French master David Gedult was famous for creating the opening 1. f3 which bears his name and for starting about 80% of his games as White with a line involving early f3 or variations such as the Blackmar-Diemer Gambit* or Ryder's Gambit* which employ f3 on move #4. (1. d4 d5 2. e4 dxe4 3. Nc3 Nf6 4. f3 or alternately Gedult's "Paleface Attack" 1. d4 Nf6 2. f3 d5 3. e4 dxe4 4. Nc3) Gedult was also famous for winning about 90% of his match play and speed games as White so the problem associated with the typical quick defeats does not lie in 1. f3 but in the type of beginner or amateur follow-up moves typically associated with 1. f3.
* BDG occurs after 4. ... exf3 Nf3; And Ryder's Gambit after 4. ... exf3 Qf3. Purists and 98% of masters regard the sacrifice of this pawn as untenable but Wisconsin master Diebert has played 4. ... exf3 Nf3 so often and in so many successful and distinct variations that his foes have called his attack the Blackmar-Diebert Opening
Now that the question is greatly clarified it makes more sense and can be responded to.
In the French--Black plays for a Queenside advantage. White plays for a center advantage and/or a kingside advantage. The move in question
7. Bb5 threatens to trade off Whites most valuable attacking piece the B on the white squares. 7. Bb5 is also bad at it is moving one White piece to the queenside when White should be trying for kingside play. White should not want to trade his valuable Bishop for say a black N on c6 or Black will force white to trade or retreat by playing a6 or some other move.
Playing 7. Bb5 shows a fundamental misunderstanding of the white side of the French Defense and I have had fairly decent players play this move or similar moves.
And that response gets to the heart of the question -- openings which are misplayed frequently by amateures in predictable ways. One of my few victories over an 1800 in the French occured when he played Bb5 in the Advanced Variation.
I'm wondering if anyone knows of another opening that isn't merely misplayed, but which is misplayed in the same way repeatedly by class players?
Yes, that would be a very surprising move from an 1800 USCF player. I'd even ask if there's more to the story... was it a rated tournament game, was their rating provisional, what it a blitz tournament, etc.

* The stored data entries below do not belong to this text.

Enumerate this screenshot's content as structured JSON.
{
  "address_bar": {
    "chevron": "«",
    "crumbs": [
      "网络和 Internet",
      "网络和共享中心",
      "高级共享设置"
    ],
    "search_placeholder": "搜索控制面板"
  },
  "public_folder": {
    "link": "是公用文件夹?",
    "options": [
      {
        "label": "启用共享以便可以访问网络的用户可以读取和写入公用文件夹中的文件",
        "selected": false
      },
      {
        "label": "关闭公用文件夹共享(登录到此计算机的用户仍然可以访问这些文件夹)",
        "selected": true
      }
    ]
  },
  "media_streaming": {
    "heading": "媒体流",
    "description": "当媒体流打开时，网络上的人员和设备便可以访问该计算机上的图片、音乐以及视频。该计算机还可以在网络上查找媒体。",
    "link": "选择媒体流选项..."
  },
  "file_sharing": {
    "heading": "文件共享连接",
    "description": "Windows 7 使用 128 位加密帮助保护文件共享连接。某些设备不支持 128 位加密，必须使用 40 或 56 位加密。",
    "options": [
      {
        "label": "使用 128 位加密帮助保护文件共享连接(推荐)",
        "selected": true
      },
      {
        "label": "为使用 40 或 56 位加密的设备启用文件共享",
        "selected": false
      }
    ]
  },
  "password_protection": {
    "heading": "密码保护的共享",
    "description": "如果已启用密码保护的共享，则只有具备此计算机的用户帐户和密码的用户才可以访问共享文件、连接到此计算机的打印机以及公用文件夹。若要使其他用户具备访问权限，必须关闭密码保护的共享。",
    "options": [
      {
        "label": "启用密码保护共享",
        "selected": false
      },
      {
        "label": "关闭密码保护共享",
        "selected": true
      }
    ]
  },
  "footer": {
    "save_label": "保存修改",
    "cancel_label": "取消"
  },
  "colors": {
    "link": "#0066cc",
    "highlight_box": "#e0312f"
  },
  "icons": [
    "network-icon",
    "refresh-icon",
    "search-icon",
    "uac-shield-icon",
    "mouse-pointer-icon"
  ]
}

Anyway a better way to phrase your questions seems to be "what are some ways that amateurs frequently misplay certain openings"
G/2hour 4 round swiss, stable rating from an adult player. His comment after the game was something along the lines of "I knew this was wrong, but I couldn't remember what was right."
I misplay openings all the time, such as today.
The most frequent error made by black that I encounter is when I play the King's gambit and black plays f6 further weakening the f7 square which is already weak. The above game is an example.
I see this one in the Philidor quite often:
As I play the French as Black, Bb5 in the advance variation is also something I see all the time.
Agree Donnie Darko, I see that variation played even by 1800+ players.